Nell’ordinanza, scritta dal presidente Antonio Pasca, si chiarisce come non ci siano i presupposti per concedere la tutela cautelare, considerando che “il manufatto installato costituisce opera nuova e diversa rispetto a quanto autorizzato con provvedimento dirigenziale del Comune di Otranto dell’8 marzo 2000 e oggetto di successiva demolizione” e considerando che “la struttura realizzata non risulta supportata da titolo alcuno sia sotto il profilo edilizio che sotto il profilo paesaggistico”.

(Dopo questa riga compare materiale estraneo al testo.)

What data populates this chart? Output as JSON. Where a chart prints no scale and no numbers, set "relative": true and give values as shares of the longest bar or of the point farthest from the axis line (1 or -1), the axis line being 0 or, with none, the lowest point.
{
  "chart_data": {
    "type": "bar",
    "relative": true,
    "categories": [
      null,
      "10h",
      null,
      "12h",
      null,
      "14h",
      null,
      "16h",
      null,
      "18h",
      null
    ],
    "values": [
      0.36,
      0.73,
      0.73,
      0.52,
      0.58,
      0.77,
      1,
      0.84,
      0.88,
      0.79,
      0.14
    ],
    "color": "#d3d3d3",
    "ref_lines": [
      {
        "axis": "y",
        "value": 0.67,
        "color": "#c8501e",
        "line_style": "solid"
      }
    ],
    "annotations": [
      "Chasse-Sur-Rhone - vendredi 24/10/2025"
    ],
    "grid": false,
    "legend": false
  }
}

Pertanto, vista la sentenza del Tar Lecce del 578/2019, confermata dal Consiglio di Stato (sezione sesta) con pronunciamento del 13 gennaio 2020, e vista quella del tribunale di Lecce, la numero 2711 del 3 dicembre 2019, confermata dalla Corte d’Appello di Lecce con sentenza del 7 febbraio 2022, e tenendo conto che il manufatto sia oggetto di sequestro penale, il giudice ha respinto l’iniziativa di sospensione del provvedimento dei proprietari, in attesa di pronunciarsi poi nel merito. 

Inoltre, nell’ordinanza, si precisa che la Soprintendenza Archeologia Belle Arti e Paesaggio di Lecce il 9 dicembre scorso abbia inviato una nota al Comune di Otranto, alla Regione Puglia, all'Ente Parco Regionale “Costa Otranto Santa Maria di Leuca e Bosco di Tricase” e alla Provincia di Lecce; e ancora che il responsabile dell'Area tecnica del Comune di Otranto il 13 dicembre abbia diffidato allo smontaggio della struttura realizzata.

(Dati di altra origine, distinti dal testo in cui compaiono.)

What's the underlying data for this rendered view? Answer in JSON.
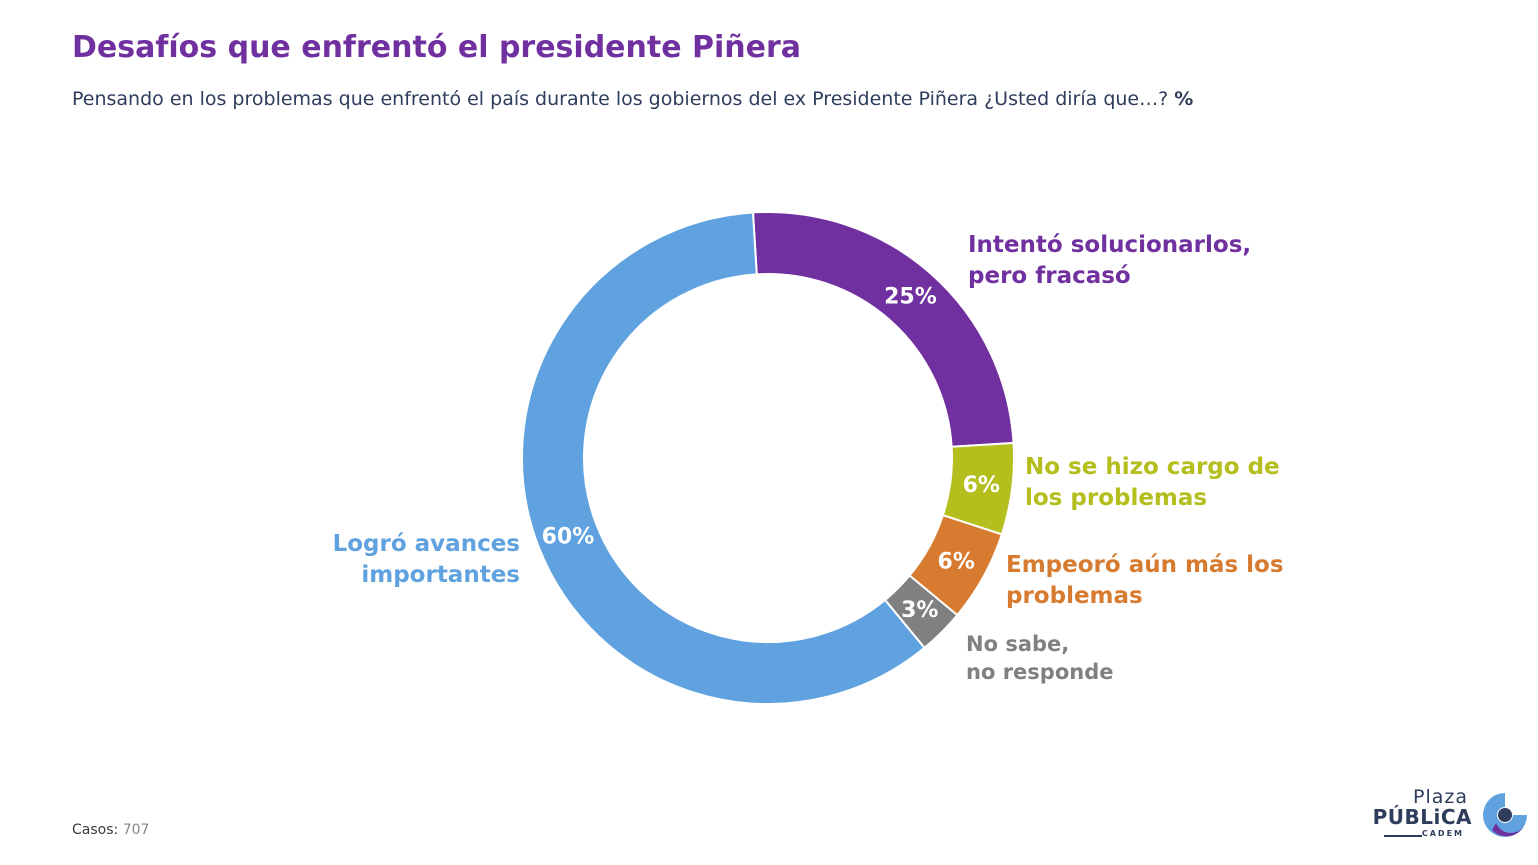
{
  "title": "Desafíos que enfrentó el presidente Piñera",
  "subtitle": {
    "text": "Pensando en los problemas que enfrentó el país durante los gobiernos del ex Presidente Piñera ¿Usted diría que…?",
    "unit": "%"
  },
  "footer": {
    "label": "Casos:",
    "value": "707"
  },
  "logo": {
    "line1": "Plaza",
    "line2": "PÚBLiCA",
    "line3": "CADEM"
  },
  "chart_data": {
    "type": "pie",
    "variant": "donut",
    "start_angle_deg": -3.5,
    "direction": "clockwise",
    "slices": [
      {
        "key": "intento",
        "label_lines": [
          "Intentó solucionarlos,",
          "pero fracasó"
        ],
        "value": 25,
        "value_label": "25%",
        "color": "#7030a0",
        "value_label_color": "#ffffff"
      },
      {
        "key": "nosehizo",
        "label_lines": [
          "No se hizo cargo de",
          "los problemas"
        ],
        "value": 6,
        "value_label": "6%",
        "color": "#b4be1c",
        "value_label_color": "#ffffff"
      },
      {
        "key": "empeoro",
        "label_lines": [
          "Empeoró aún más los",
          "problemas"
        ],
        "value": 6,
        "value_label": "6%",
        "color": "#d67b2f",
        "value_label_color": "#ffffff"
      },
      {
        "key": "nosabe",
        "label_lines": [
          "No sabe,",
          "no responde"
        ],
        "value": 3,
        "value_label": "3%",
        "color": "#808080",
        "value_label_color": "#ffffff"
      },
      {
        "key": "logro",
        "label_lines": [
          "Logró avances",
          "importantes"
        ],
        "value": 60,
        "value_label": "60%",
        "color": "#5fa2df",
        "value_label_color": "#ffffff"
      }
    ]
  }
}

All’udienza del Tar erano costituiti sia la Provincia di Lecce, rappresentata e difesa dall’avvocato Eugenio Sambati, sia il Comune di Otranto rappresentato e difeso dall'avvocato Alberto Pepe, sia la Soprintendenza Archeologia Belle Arti e Paesaggio Province di Brindisi e Lecce rappresentata e difesa dall'Avvocatura distrettuale di Lecce.

Sulla vicenda interviene la sezione Sud Salento di Italia Nostra, che segue da tempo questa situazione e che, attraverso i referenti Mario Fiorella e Marcello Seclì, ritiene necessario che le diverse autorità competenti si attivino di concerto, aprendo un tavolo per disporre i provvedimenti necessari, sia per “confiscare e rimuovere le opere abusive esistenti (oggi sottoposte a sequestro) sia per individuare gli interventi di risanamento e riqualificazione ambientale che questo importante tratto della costa salentina merita”.